Né l’uno né l’altro erano inglesi. Ma una accorta regia fece sì che la notizia impiegasse cinque giorni per arrivare a Londra, in tempo dunque per concorrere alla gloria della cerimonia di incoronazione di Elisabetta II: la “vittoria“ della spedizione britannica sul tetto del mondo risuonava sui resti dell’impero come una marcia sinfonica di Elgar o un ghirigoro barocco di Händel.

A sessant’anni di distanza e dopo che oltre cinquemila alpinisti hanno toccato i suoi 8848 metri, l’Everest oggi occupa spazi che esulano dalla cronaca alpinistica in senso stretto. Ancora resistono la grande valenza simbolica del “tetto del mondo”, (è pur sempre Chomolungma, in tibetano la “Dea madre del mondo”, o Sagarmatha, in nepali “Dio del cielo”); la retorica di quell’“inutile” che gli alpinisti si dannano a voler conquistare; una insindacabile, stupenda e talvolta ossessiva partita con se stessi, che è pur sempre all’origine di ogni avventura (o supposta tale). Ma la “gloria” – quella che John Hunt, capospedizione del 1953, volle dividere con gli svizzeri che un anno prima “avevano aperto la via” –, la gloria non è di questi tempi.

Dopo essere stato teatro di salite che hanno fatto storia (le prime senza ossigeno o solitarie, entrambe di Reinhold Messner; le invernali, i polacchi; le traversate, le creste, le pareti), l’Everest ha ospitato sui suoi fianchi le corse alla salita più veloce, a quella del più giovane, del più vecchio, alla prima telefonata dalla cima, il primo collegamento televisivo in diretta, alla prima discesa con gli sci o con il parapendio (beh gli svizzeri Loretan e Troillet scesero da nord scivolando sul didietro, ma solo perché avevano una gran fretta); al tipo che partì da casa (in Svezia) in bicicletta, arrivò in vetta, a piedi, e tornò a casa pedalando; a quello che con la bicicletta voleva proprio salire. E infine la prima saudita, senza velo ma con la maschera dell’ossigeno. Fino a essere oggi perlopiù disputato da centinaia di danarosi turisti d’alta quota (la definizione è di Messner) che si incolonnano aggrappati alle corde fisse, affidandosi ad agenzie specializzate per avere l’assistenza di guide, le fatiche di portatori, supporto logistico, materiale, bombole d’ossigeno, e – se va bene –un quarto d’ora di notorietà al ritorno a casa. Quando va male, sono congelamenti, edemi, e talvolta la morte.

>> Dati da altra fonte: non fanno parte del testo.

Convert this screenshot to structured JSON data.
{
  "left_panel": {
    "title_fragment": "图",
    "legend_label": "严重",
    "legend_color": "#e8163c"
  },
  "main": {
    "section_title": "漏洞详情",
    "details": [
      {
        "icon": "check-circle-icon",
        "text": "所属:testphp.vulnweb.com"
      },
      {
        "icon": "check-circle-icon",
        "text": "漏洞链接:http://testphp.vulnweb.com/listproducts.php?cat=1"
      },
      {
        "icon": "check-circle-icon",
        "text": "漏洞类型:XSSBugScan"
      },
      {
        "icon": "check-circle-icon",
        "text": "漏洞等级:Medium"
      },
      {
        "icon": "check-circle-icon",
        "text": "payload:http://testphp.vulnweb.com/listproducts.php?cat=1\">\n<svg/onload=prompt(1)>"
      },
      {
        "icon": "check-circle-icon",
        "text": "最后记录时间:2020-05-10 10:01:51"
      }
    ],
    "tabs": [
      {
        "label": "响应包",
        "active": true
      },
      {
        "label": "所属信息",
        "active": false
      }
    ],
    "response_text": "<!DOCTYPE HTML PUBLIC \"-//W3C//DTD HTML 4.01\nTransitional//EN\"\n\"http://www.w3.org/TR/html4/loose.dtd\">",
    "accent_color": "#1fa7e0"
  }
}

Una morte che non è più la stessa: non si muore più per la Storia ma per la cronaca. E poi neppure per quella: morti anonime, da arteria di grande traffico, da civiltà di massa, come hanno mostrato le fotografie dei cadaveri insepolti se non dalle nevicate, dei morenti lasciati a se stessi, scavalcati dalle cordate a cui la forza bastava appena per avanzare, figuriamoci fermarsi a prestare soccorso. A meno che si muoia in grandi numeri, e che vi sia nei paraggi un magistrale giornalista, come Jon Krakauer, che in Aria sottile narrò con grande penna, grandi pregiudizi e qualche imprecisione la tragedia del 1996.

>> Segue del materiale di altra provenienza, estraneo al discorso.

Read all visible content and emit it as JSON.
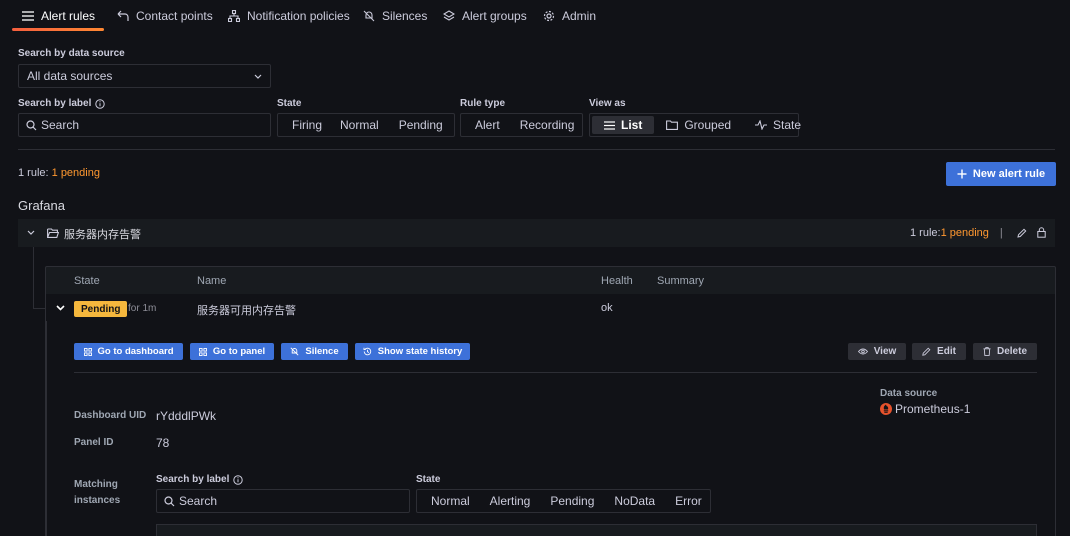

Business, semmai, altro che gloria. E non si può certo rimproverare al buon Tenzing di non averlo previsto, o, peggio, di averlo usato come argomento per convincere gli sherpa riluttanti: “Siete voi a non capire, – ricorda di aver detto ai suoi connazionali, nella propria autobiografia dettata a James Ramsey Ullman, il maggior storico di quella montagna –. Se l’Everest verrà salito, l’Himalaya diverrà famoso in tutto il mondo. Vi saranno più spedizioni e più lavoro di quanti ve ne sono mai stati”. Il senno di oggi ci dice che le vie del disastro sono lastricate delle migliori intenzioni. Ma allora...

Oggi gli sherpa sono il motore di una macchina lucrosissima che si chiama salita al tetto del mondo. Il loro mondo stesso è cambiato, nelle valli che conducono all’Everest e tanto più sulla montagna stessa. L’aggressione (a 7000 metri!) avvenuta ai danni di Simone Moro, Ueli Steck e Jonathan Griffith alla fine dello scorso aprile (“colpevoli” di avere superato in salita le squadre di sherpa che stavano fissando le corde per le ascensioni delle spedizioni commerciali) lo ha dimostrato nella maniera meno accomodante e più traumatica.

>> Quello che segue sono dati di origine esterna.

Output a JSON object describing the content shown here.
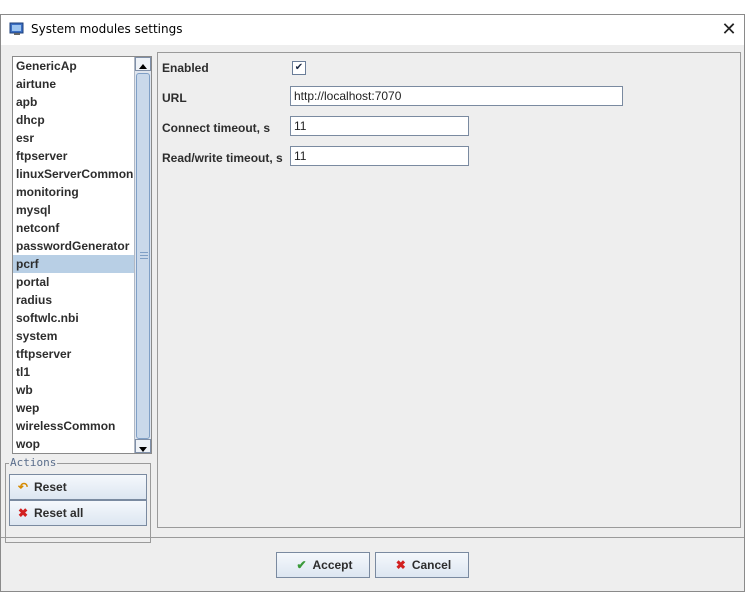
{
  "window": {
    "title": "System modules settings"
  },
  "modules": [
    "GenericAp",
    "airtune",
    "apb",
    "dhcp",
    "esr",
    "ftpserver",
    "linuxServerCommon",
    "monitoring",
    "mysql",
    "netconf",
    "passwordGenerator",
    "pcrf",
    "portal",
    "radius",
    "softwlc.nbi",
    "system",
    "tftpserver",
    "tl1",
    "wb",
    "wep",
    "wirelessCommon",
    "wop"
  ],
  "selected_module": "pcrf",
  "actions": {
    "label": "Actions",
    "reset": "Reset",
    "reset_all": "Reset all"
  },
  "form": {
    "enabled_label": "Enabled",
    "enabled_mark": "✔",
    "url_label": "URL",
    "url_value": "http://localhost:7070",
    "connect_label": "Connect timeout, s",
    "connect_value": "11",
    "rw_label": "Read/write timeout, s",
    "rw_value": "11"
  },
  "buttons": {
    "accept": "Accept",
    "cancel": "Cancel"
  },
  "colors": {
    "selection": "#b8cfe5",
    "accept_icon": "#3a9a3a",
    "cancel_icon": "#d22020"
  }
}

Facendo detonare, in una situazione “estrema” e perciò non gestibile, le contraddizioni del rapporto tra alpinisti e “locali”, più grandi delle responsabilità o della buonafede individuali; e demolendo un’accomodante oleografia, buona per le campagne dell’ufficio del turismo nepalese e per la buona coscienza degli occidentali di ritorno in patria.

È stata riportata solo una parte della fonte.